A good example is the ‘header’ language at the start of VB6 modules, classes, and forms. These use a language and should be structured correctly when saved, but when reading them, we should be far more forgiving. The IDE assumes newlines, spaces, comments, version information, and so on and so on to be in exactly the right way. The IDE only accepts specific version numbers - likely as a protection towards backwards compatibility - but was never actually used! Somebody could remove the version line entirely, and everything should keep working for us. We want to be forgiving in reading and strict on writing.

For formatting the error, I use ariadne for creating and handling error messages. I had considered miette but finally settled on ariadne. I use thiserror for the routine work of creating library errors. On the other hand, in aspen I use anyhow Since it works great within binaries, while thiserror is for libraries, they both work well together.

Reading the file != data representation

There is a significant difference between reading a file and structuring that data for the purpose of parsing the language versus using it within an interpreter or compiler. A good example of this is that in both VB6 project files and VB6 forms, these files make references to other files rather than containing the data itself. Storing a reference instead of the resource is common with VB6 form resources - BMPs, listbox items, and even references to OCX files and other projects in the case of project group files.

In the parser, it would be better to load the references and move on, storing these references for the API’s user to handle things as needed. Unfortunately, I didn’t consider this while designing things and just switched over to handling things directly since I was considering how I would use these same data structures in Aspen to check for missing resources or libraries.

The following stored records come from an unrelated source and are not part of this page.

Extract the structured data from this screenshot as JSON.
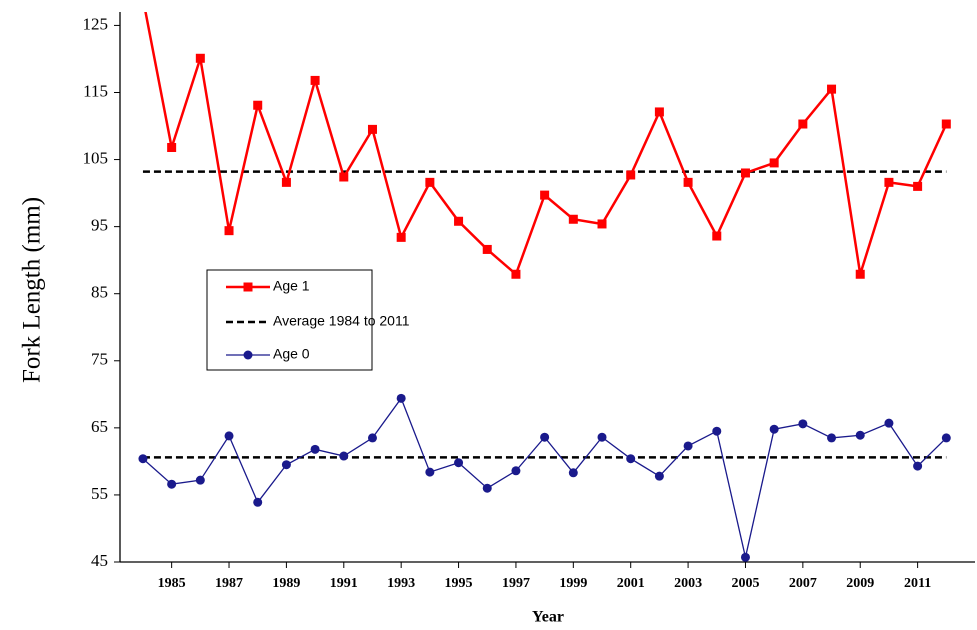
{
  "chart_data": {
    "type": "line",
    "x_label": "Year",
    "y_label": "Fork Length (mm)",
    "x": [
      1984,
      1985,
      1986,
      1987,
      1988,
      1989,
      1990,
      1991,
      1992,
      1993,
      1994,
      1995,
      1996,
      1997,
      1998,
      1999,
      2000,
      2001,
      2002,
      2003,
      2004,
      2005,
      2006,
      2007,
      2008,
      2009,
      2010,
      2011,
      2012
    ],
    "series": [
      {
        "name": "Age 1",
        "color": "#ff0000",
        "marker": "square",
        "values": [
          129,
          106.8,
          120.1,
          94.4,
          113.1,
          101.6,
          116.8,
          102.4,
          109.5,
          93.4,
          101.6,
          95.8,
          91.6,
          87.9,
          99.7,
          96.1,
          95.4,
          102.7,
          112.1,
          101.6,
          93.6,
          103.0,
          104.5,
          110.3,
          115.5,
          87.9,
          101.6,
          101.0,
          110.3
        ]
      },
      {
        "name": "Age 0",
        "color": "#1a1a8c",
        "marker": "circle",
        "values": [
          60.4,
          56.6,
          57.2,
          63.8,
          53.9,
          59.5,
          61.8,
          60.8,
          63.5,
          69.4,
          58.4,
          59.8,
          56.0,
          58.6,
          63.6,
          58.3,
          63.6,
          60.4,
          57.8,
          62.3,
          64.5,
          45.7,
          64.8,
          65.6,
          63.5,
          63.9,
          65.7,
          59.3,
          63.5
        ]
      }
    ],
    "averages": {
      "name": "Average 1984 to 2011",
      "color": "#000000",
      "values": [
        103.2,
        60.6
      ],
      "x_range": [
        1984,
        2012
      ]
    },
    "xlim": [
      1983.2,
      2013
    ],
    "xticks": [
      1985,
      1987,
      1989,
      1991,
      1993,
      1995,
      1997,
      1999,
      2001,
      2003,
      2005,
      2007,
      2009,
      2011
    ],
    "ylim": [
      45,
      127
    ],
    "yticks": [
      45,
      55,
      65,
      75,
      85,
      95,
      105,
      115,
      125
    ],
    "grid": false
  }
}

Yet another thing that needs to be handled better in the future. Pulling in these files should mean we have two different formats for these items. Either the data value directly, or a reference to where the resource resides that contains this data. A bit clunkier for users of the API if they want to handle this in an interpreter or what have you, but it makes the parsing significantly easier and far more flexible for tools that don’t care about those resources specifically, which is a primary goal of the project.